To set up your environment using Miniconda, follow the steps below. These instructions will guide you through installing Miniconda, configuring your environment, and running a Streamlit application tailored for AI tasks.

Step 1: Install Miniconda

First, you need to install Miniconda. Visit the Miniconda website and follow the installation instructions for your operating system.

Step 2: Configure Your Environment

  1. Create the Environment File

    Create a file named environment.yml in your project directory. Paste the following contents into this file:

    name: ai_note
    channels:
      - conda-forge
      - defaults
    dependencies:
      - python=3.11.0
      - openai
      - tiktoken
      - streamlit
      - ollama
      - pyperclip
    
  2. Select conda-forge Channel

    Open your terminal or command prompt and execute the following commands to prioritize the conda-forge channel:

    conda config --add channels conda-forge
    conda config --set channel_priority strict
    
  3. Create the Environment

    Still in your terminal, navigate to the directory containing your environment.yml file. Create the Conda environment by running:

    conda env create -f environment.yml
    

Step 3: Activate the Environment

Activate your newly created environment by executing:

conda activate ai_note

Step 4: Prepare Prompt File

Create a file named openai_helper.yml in your project directory. This file should contain various prompts for the tasks you want to accomplish.
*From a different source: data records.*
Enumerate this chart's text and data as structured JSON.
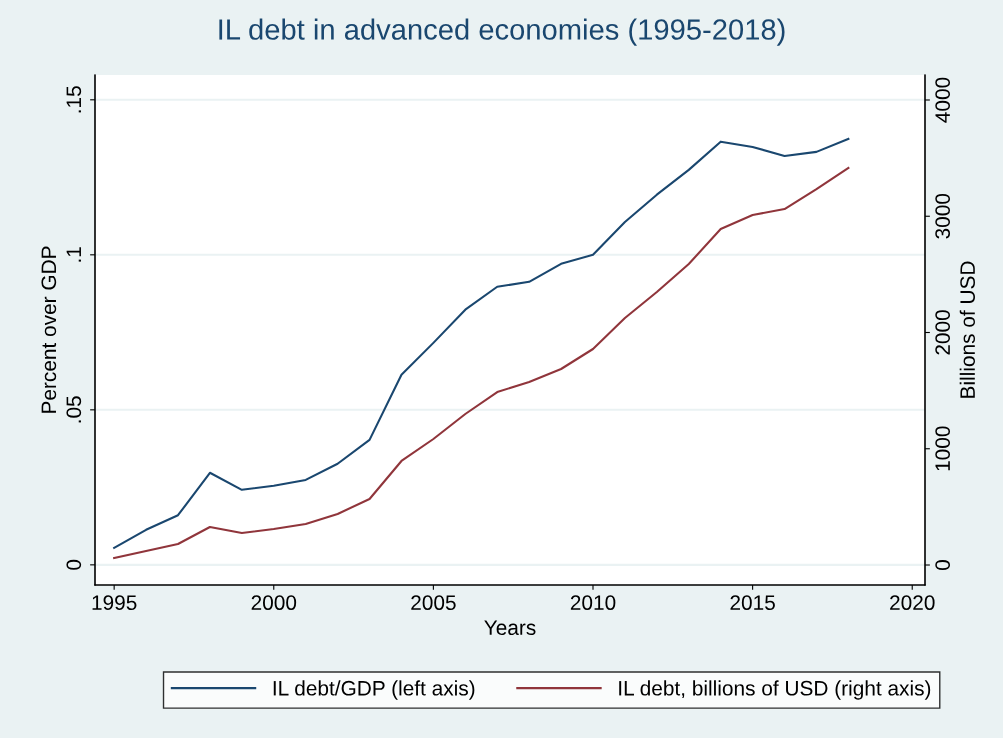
{
  "chart_data": {
    "type": "line",
    "title": "IL debt in advanced economies (1995-2018)",
    "xlabel": "Years",
    "ylabel": "Percent over GDP",
    "y2label": "Billions of USD",
    "x": [
      1995,
      1996,
      1997,
      1998,
      1999,
      2000,
      2001,
      2002,
      2003,
      2004,
      2005,
      2006,
      2007,
      2008,
      2009,
      2010,
      2011,
      2012,
      2013,
      2014,
      2015,
      2016,
      2017,
      2018
    ],
    "series": [
      {
        "name": "IL debt/GDP (left axis)",
        "color": "#1a476f",
        "values": [
          0.0055,
          0.0113,
          0.016,
          0.0297,
          0.0242,
          0.0255,
          0.0274,
          0.0326,
          0.0403,
          0.0613,
          0.0716,
          0.0823,
          0.0897,
          0.0913,
          0.0971,
          0.1,
          0.1106,
          0.1194,
          0.1274,
          0.1365,
          0.1348,
          0.1319,
          0.1332,
          0.1374
        ]
      },
      {
        "name": "IL debt, billions of USD (right axis)",
        "color": "#90353b",
        "axis": "y2",
        "values": [
          60,
          120,
          181,
          327,
          275,
          310,
          353,
          439,
          568,
          895,
          1084,
          1299,
          1488,
          1574,
          1686,
          1858,
          2125,
          2348,
          2589,
          2890,
          3011,
          3062,
          3234,
          3415
        ]
      }
    ],
    "xlim": [
      1994.4,
      2020.4
    ],
    "xticks": [
      1995,
      2000,
      2005,
      2010,
      2015,
      2020
    ],
    "ylim": [
      -0.0065,
      0.158
    ],
    "yticks": [
      {
        "value": 0,
        "label": "0"
      },
      {
        "value": 0.05,
        "label": ".05"
      },
      {
        "value": 0.1,
        "label": ".1"
      },
      {
        "value": 0.15,
        "label": ".15"
      }
    ],
    "y2lim": [
      -172,
      4215
    ],
    "y2ticks": [
      0,
      1000,
      2000,
      3000,
      4000
    ],
    "grid": "y",
    "legend": "bottom",
    "marker": "none",
    "line_style": "solid"
  }
}
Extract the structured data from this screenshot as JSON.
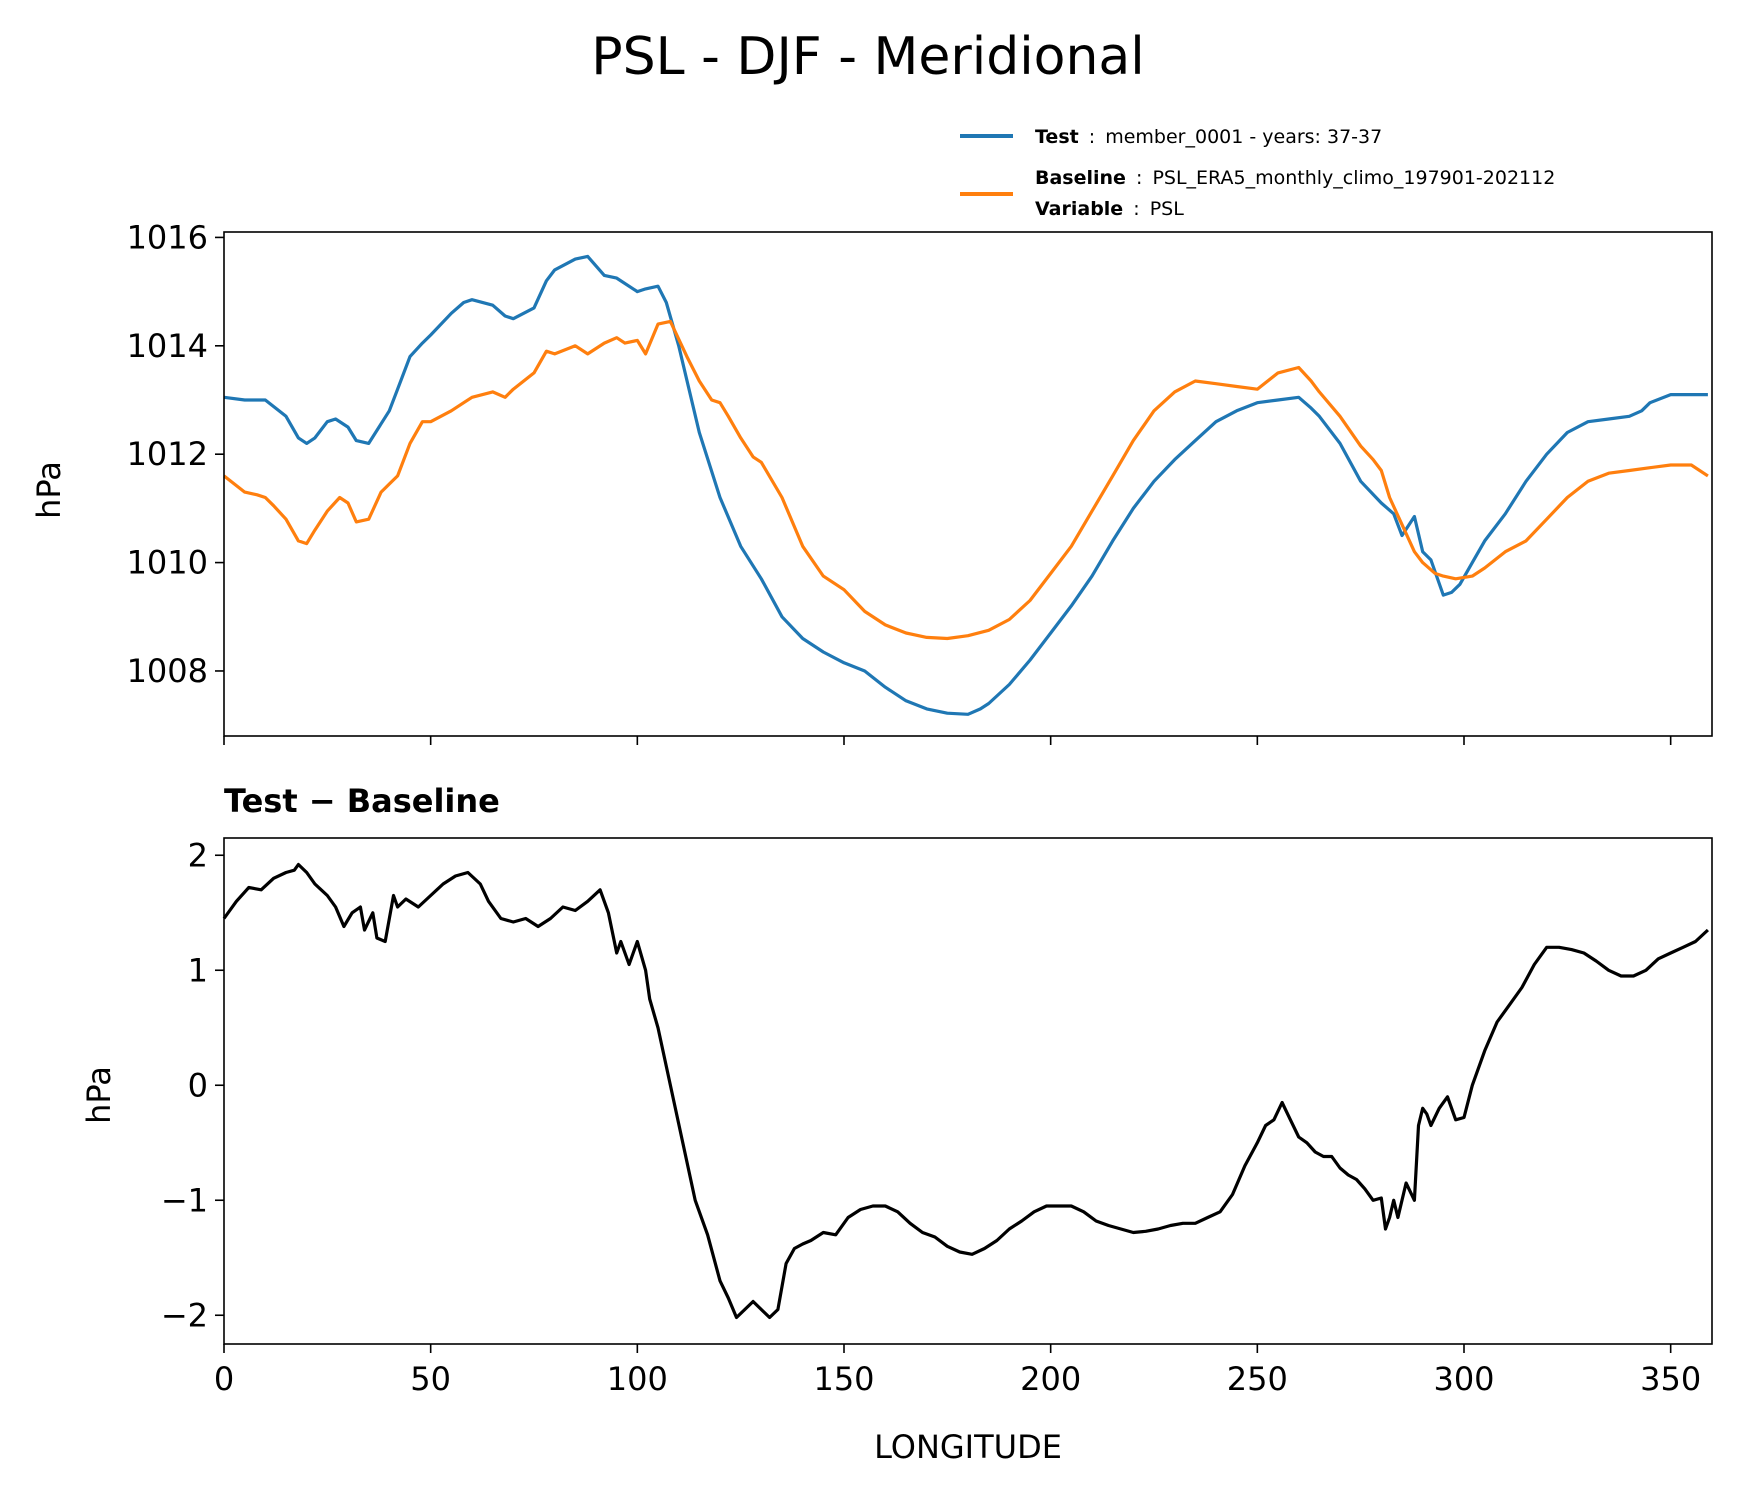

Here’s an example of how to structure the contents:

- name: grammar
  note: You will be provided with statements in markdown, and your task is to convert them to standard English.

- name: improve_style
  note: Improve style of the content you are provided.

- name: summarize_md
  note: You will be provided with statements in markdown, and your task is to summarize the content.

- name: explain_python
  note: Explain Python code you are provided.

- name: write_python
  note: Write Python code to satisfy the description you are provided.

- name: improve_style
  note: Improve style of the content you are provided.
Useful Links

Name

URL

Examples of OpenAI prompts

https://platform.openai.com/examples

Step 5: Run Streamlit Script

With your environment set up and activated, and your openai_helper.yml file ready, you’re now set to run your Streamlit application. Execute the following command in your terminal:

streamlit run ai_note.py

And that’s it! Your Streamlit application should now be running, and you can interact with it through your web browser.